While not typically aggressive, the snake often coils up and rattles its tail if disturbed, striking only if harassed or handled. Its venom is primarily hemotoxic, causing swelling and necrosis, but many populations of C. viridis are known to have a potent neurotoxic effect, as well, resulting in muscle paralysis and possibly respiratory failure. It is capable of delivering what is known as a "dry bite", in which no venom is injected at all, but a bite from any venomous snake should be considered serious and immediate treatment sought.

==Reproduction==
These snakes are ovoviviparous, breeding in the spring and giving birth to small clutches of four to six young in the early fall. The young are colored almost identical to the adults and are about 7.5 in in length. The young are typically more nervous than the adults, and they often strike repeatedly if harassed. They reach maturity between two and three years of age.

==Captivity==
C. v. nuntius is not commonly kept in captivity, and due to its relatively small range, it is not often collected from the wild. Captive breeding is not unknown, but is not commonplace.
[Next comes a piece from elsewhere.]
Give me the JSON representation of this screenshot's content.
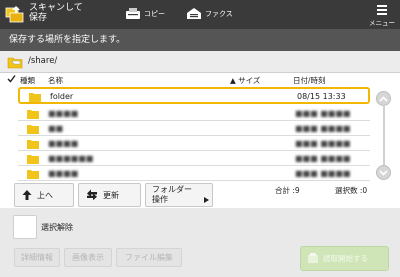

It is well represented in zoos throughout the United States, but other subspecies of C. v. viridis are more often kept.

==Mythology==
See main article: Snakes in mythology
In Hopi tradition, snakes are the guardians of springs. A traditional dance is done as a prayer to bring the rain. Snakes, though not exclusively the Hopi rattlesnake, are used in the ceremony and are released afterwards with the belief that they carry the prayers of the dancers with them.